Dilansir situs WHO, pengujian molekuler (misalnya PCR) dari sampel saluran pernapasan adalah metode yang direkomendasikan untuk identifikasi dan konfirmasi laboratorium kasus COVID-19.
Produk diagnostik molekuler COVID-19 sedang dievaluasi kualitas dan keamanannya melalui Prosedur Pencatatan Penggunaan Darurat Prakualifikasi WHO dan melalui kolaborasi dengan Foundation for Innovative New Diagnostics (FIND).
Dokumen panduan WHO untuk deteksi COVID-19 telah diterbitkan yakni panduan WHO tentang pengujian laboratorium untuk COVID-19 pada kasus yang dicurigai pada manusia. Selain itu, panduan tentang bagaimana pengujian dapat dirasionalkan ketika kurangnya reagen atau kapasitas pengujian memerlukan prioritas populasi atau individu tertentu untuk pengujian juga tersedia.

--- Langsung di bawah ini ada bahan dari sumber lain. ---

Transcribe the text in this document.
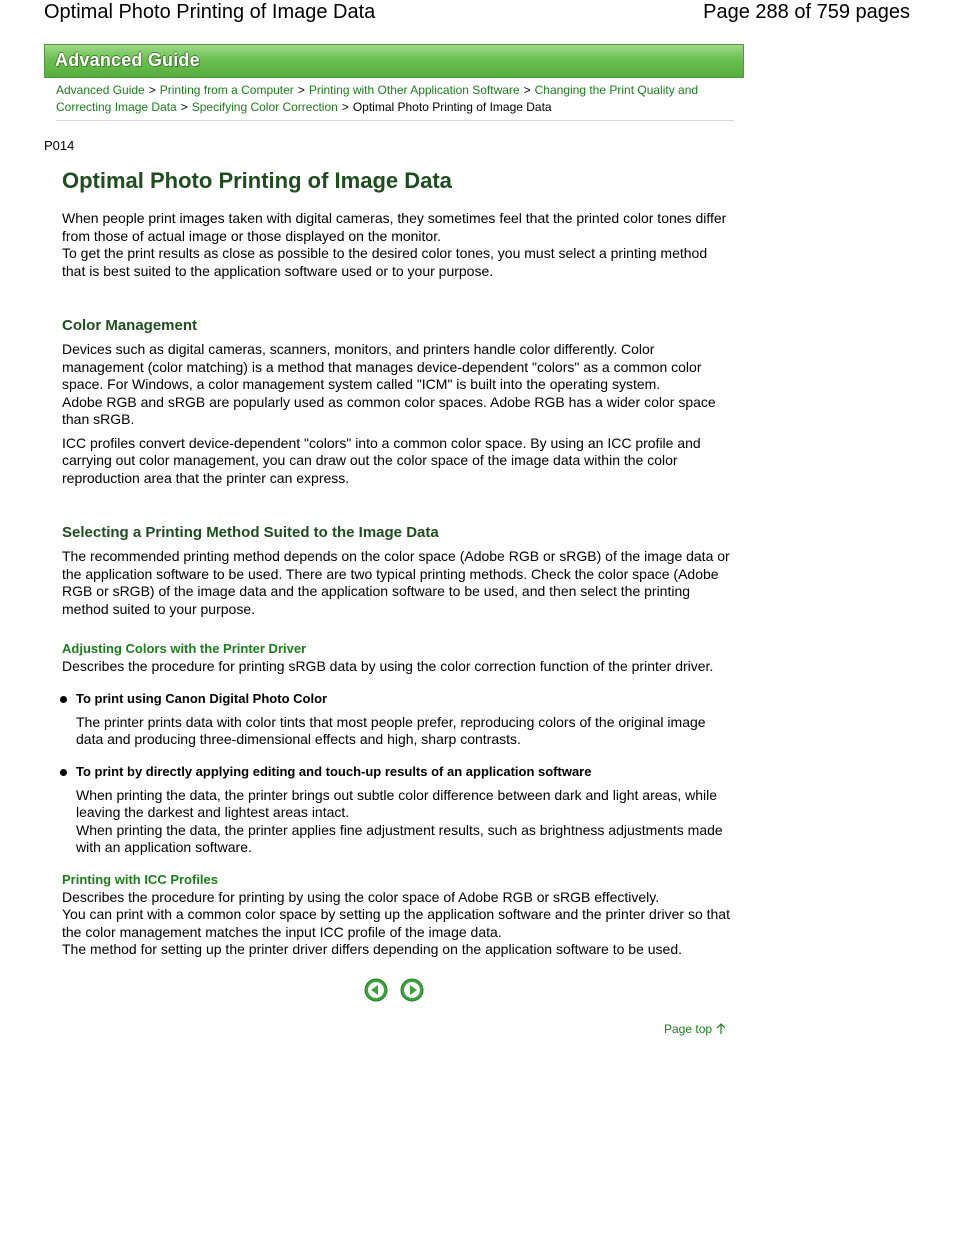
Optimal Photo Printing of Image Data	Page 288 of 759 pages
Advanced Guide
Advanced Guide > Printing from a Computer > Printing with Other Application Software > Changing the Print Quality and Correcting Image Data > Specifying Color Correction > Optimal Photo Printing of Image Data
P014
Optimal Photo Printing of Image Data

When people print images taken with digital cameras, they sometimes feel that the printed color tones differ from those of actual image or those displayed on the monitor.

To get the print results as close as possible to the desired color tones, you must select a printing method that is best suited to the application software used or to your purpose.

Color Management

Devices such as digital cameras, scanners, monitors, and printers handle color differently. Color management (color matching) is a method that manages device-dependent "colors" as a common color space. For Windows, a color management system called "ICM" is built into the operating system.

Adobe RGB and sRGB are popularly used as common color spaces. Adobe RGB has a wider color space than sRGB.

ICC profiles convert device-dependent "colors" into a common color space. By using an ICC profile and carrying out color management, you can draw out the color space of the image data within the color reproduction area that the printer can express.

Selecting a Printing Method Suited to the Image Data

The recommended printing method depends on the color space (Adobe RGB or sRGB) of the image data or the application software to be used. There are two typical printing methods. Check the color space (Adobe RGB or sRGB) of the image data and the application software to be used, and then select the printing method suited to your purpose.

Adjusting Colors with the Printer Driver

Describes the procedure for printing sRGB data by using the color correction function of the printer driver.

To print using Canon Digital Photo Color

The printer prints data with color tints that most people prefer, reproducing colors of the original image data and producing three-dimensional effects and high, sharp contrasts.

To print by directly applying editing and touch-up results of an application software

When printing the data, the printer brings out subtle color difference between dark and light areas, while leaving the darkest and lightest areas intact.

When printing the data, the printer applies fine adjustment results, such as brightness adjustments made with an application software.

Printing with ICC Profiles

Describes the procedure for printing by using the color space of Adobe RGB or sRGB effectively.

You can print with a common color space by setting up the application software and the printer driver so that the color management matches the input ICC profile of the image data.

The method for setting up the printer driver differs depending on the application software to be used.

Page top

Untuk menginformasikan kebijakan WHO tentang penggunaan tes cepat imunodiagnostik untuk COVID-19, WHO bekerja sama dengan jaringan pakar laboratorium global, dan meninjau dengan cermat hasil laboratorium dan studi klinis yang direncanakan dan dilaksanakan oleh laboratorium rujukan, kelompok akademik, dan organisasi non-pemerintah.
Profil produk target untuk diagnosis COVID-19 yang diinginkan untuk menginformasikan upaya penelitian dan pengembangan sedang dalam pengembangan.
WHO akan terus bekerja dengan kelompok penelitian, lembaga lain, dan negara anggota untuk mengembangkan dan menafsirkan data yang mungkin menunjukkan area spesifik di mana tes tersebut dapat berguna untuk manajemen kasus klinis, pemahaman epidemiologi, dan atau pengendalian infeksi.
- Tanggapan Jubir Satgas COVID-19
Juru Bicara Satgas Penanganan COVID-19 Prof Wiku Adisasmito menegaskan klaim yang disampaikan Dokter Aliansi Dunia tersebut adalah misinformasi.
“Konten informasi dalam video ini dapat diidentifikasikan sebagai misinformasi yang muncul dengan menyamakan COVID-19 dengan influenza. “Kita tahu penyebab, dinamika transmisi dan akibat dari keduanya pun berbeda,” kata Prof Wiku saat dihubungi detikcom, Senin (27/10/2020).